Fortunately, there are a couple different ways to handle this scenario. But you need to be proactive. Option A is to get a Medicare supplemental insurance plan. Option B is to enroll in Medicare Advantage (which we discuss in the next section).
As for Medicare supplemental insurance, also known as Medigap, it’s a supplemental policy that you can buy to help offset the costs of Original Medicare.
There are 8 different plan types, labeled by letter, and each letter type covers a set of out-of-pocket costs for Parts A and/or B. These plans are standardized in all but three states (Massachusetts, Minnesota and Wisconsin). That means that if you buy Medigap Plan G in Texas, it covers the same set of benefits as Plan G in Rhode Island or Kansas or Delaware. The only thing that differs is the cost of the plan and the company selling it.
We discuss Medigap elsewhere, but we did want to mention it here because a Medicare supplemental policy can boost your Part A coverage.
While each Medigap policy varies in what it covers, all of them cover Part A coinsurance and hospital costs up to an extra 365 days after your Medicare benefits are used up. Some of them also cover skilled nursing facility costs as well, making Medigap a good option if you want to stick with Original Medicare but want an extra safety net for potentially high Part A costs.
Medicare Advantage and Benefit Periods
We’ve been talking about Part A benefit periods under Original Medicare. But you may choose to get Medicare Advantage instead. In 2024, over 34 million people chose the private alternative to traditional Medicare, representing about 50% of the Medicare population.
These plans tend to offer broader benefits, such as coverage for things that Original Medicare doesn’t cover, like prescription drugs, dental and vision, hearing aids and more. And when it comes to Medicare Part A, there are some other potential advantages.
By law, Medicare Advantage plans have to cover the same benefits as Original Medicare. So at a base level, these private plans are going to be comparable to the benefits we’ve described above. But Advantage plans also have more flexibility in what benefits they cover as well as how they cover those benefits.

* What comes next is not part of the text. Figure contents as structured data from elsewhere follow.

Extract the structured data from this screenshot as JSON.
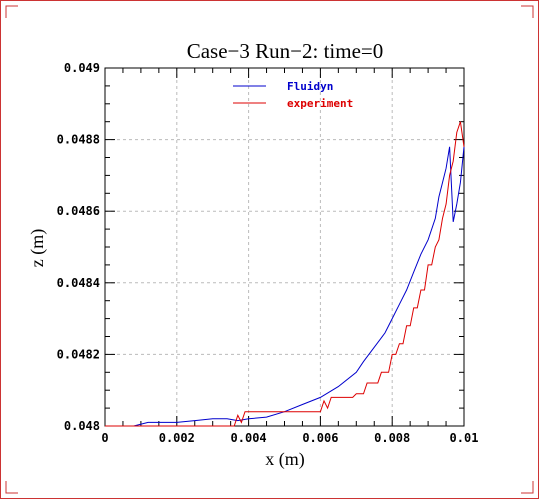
{
  "chart_data": {
    "type": "line",
    "title": "Case−3 Run−2: time=0",
    "xlabel": "x (m)",
    "ylabel": "z (m)",
    "xlim": [
      0,
      0.01
    ],
    "ylim": [
      0.048,
      0.049
    ],
    "xticks": [
      0,
      0.002,
      0.004,
      0.006,
      0.008,
      0.01
    ],
    "yticks": [
      0.048,
      0.0482,
      0.0484,
      0.0486,
      0.0488,
      0.049
    ],
    "xtick_labels": [
      "0",
      "0.002",
      "0.004",
      "0.006",
      "0.008",
      "0.01"
    ],
    "ytick_labels": [
      "0.048",
      "0.0482",
      "0.0484",
      "0.0486",
      "0.0488",
      "0.049"
    ],
    "grid": true,
    "legend_position": "top-center",
    "series": [
      {
        "name": "Fluidyn",
        "color": "#0000cc",
        "x": [
          0.0,
          0.0008,
          0.0012,
          0.0015,
          0.002,
          0.0025,
          0.003,
          0.0034,
          0.0037,
          0.004,
          0.0045,
          0.005,
          0.0055,
          0.006,
          0.0065,
          0.007,
          0.0072,
          0.0075,
          0.0078,
          0.008,
          0.0082,
          0.0084,
          0.0086,
          0.0088,
          0.009,
          0.0092,
          0.0093,
          0.0094,
          0.0095,
          0.0096,
          0.0097,
          0.0098,
          0.0099,
          0.01
        ],
        "y": [
          0.048,
          0.048,
          0.04801,
          0.04801,
          0.04801,
          0.048015,
          0.04802,
          0.04802,
          0.048015,
          0.04802,
          0.048025,
          0.04804,
          0.04806,
          0.04808,
          0.04811,
          0.04815,
          0.04818,
          0.04822,
          0.04826,
          0.0483,
          0.04834,
          0.04838,
          0.04843,
          0.04848,
          0.04852,
          0.04858,
          0.04864,
          0.04868,
          0.04872,
          0.04878,
          0.04857,
          0.04862,
          0.04868,
          0.04878
        ]
      },
      {
        "name": "experiment",
        "color": "#dd0000",
        "x": [
          0.0,
          0.0035,
          0.0036,
          0.0037,
          0.0038,
          0.0039,
          0.004,
          0.0049,
          0.005,
          0.0059,
          0.006,
          0.0061,
          0.0062,
          0.0063,
          0.0064,
          0.0065,
          0.0069,
          0.007,
          0.0072,
          0.0073,
          0.0076,
          0.0077,
          0.0079,
          0.008,
          0.0081,
          0.0082,
          0.0083,
          0.0084,
          0.0085,
          0.0086,
          0.0087,
          0.0088,
          0.0089,
          0.009,
          0.0091,
          0.0092,
          0.0093,
          0.0094,
          0.0095,
          0.0096,
          0.0097,
          0.0098,
          0.0099,
          0.01
        ],
        "y": [
          0.048,
          0.048,
          0.048,
          0.04803,
          0.04801,
          0.04804,
          0.04804,
          0.04804,
          0.04804,
          0.04804,
          0.04804,
          0.04807,
          0.04805,
          0.04808,
          0.04808,
          0.04808,
          0.04808,
          0.04809,
          0.04809,
          0.04812,
          0.04812,
          0.04815,
          0.04815,
          0.0482,
          0.0482,
          0.04823,
          0.04823,
          0.04828,
          0.04828,
          0.04833,
          0.04833,
          0.04838,
          0.04838,
          0.04845,
          0.04845,
          0.0485,
          0.04852,
          0.04858,
          0.04862,
          0.0487,
          0.04874,
          0.04882,
          0.04885,
          0.04878
        ]
      }
    ]
  }
}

For example, you may find private Medicare plans that:
- Charge a single deductible per hospital stay instead of per benefit period;
- Cover an unlimited number of hospital stays;
- Don’t have multiple benefit periods each year; and/or
- Don’t charge per-day coinsurance.
Instead of having to pay $1,632 every time you start a new deductible period, you might just have a flat copay per visit, for instance, with no additional out-of-pocket costs beyond that. Advantage plans may not have the “lifetime reserve day” limit that Original Medicare does, either, which could be helpful to you if you end up needing more inpatient care than you expected.

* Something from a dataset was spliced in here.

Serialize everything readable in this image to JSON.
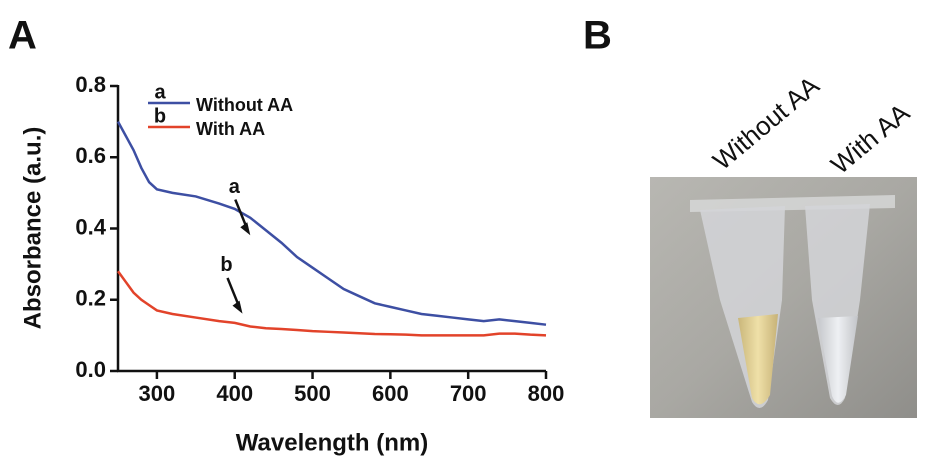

This is not a guarantee, of course. Because private plans are sold by individual companies, coverage and cost are going to vary.
But the point is that you have options for how you get your medical care once you’re eligible for Medicare. You can choose Original Medicare or Medicare Advantage. One isn’t necessarily better than the other. It’s a matter of what makes sense to you, your healthcare needs and your budget. Consider your options carefully to find the plan that works for you.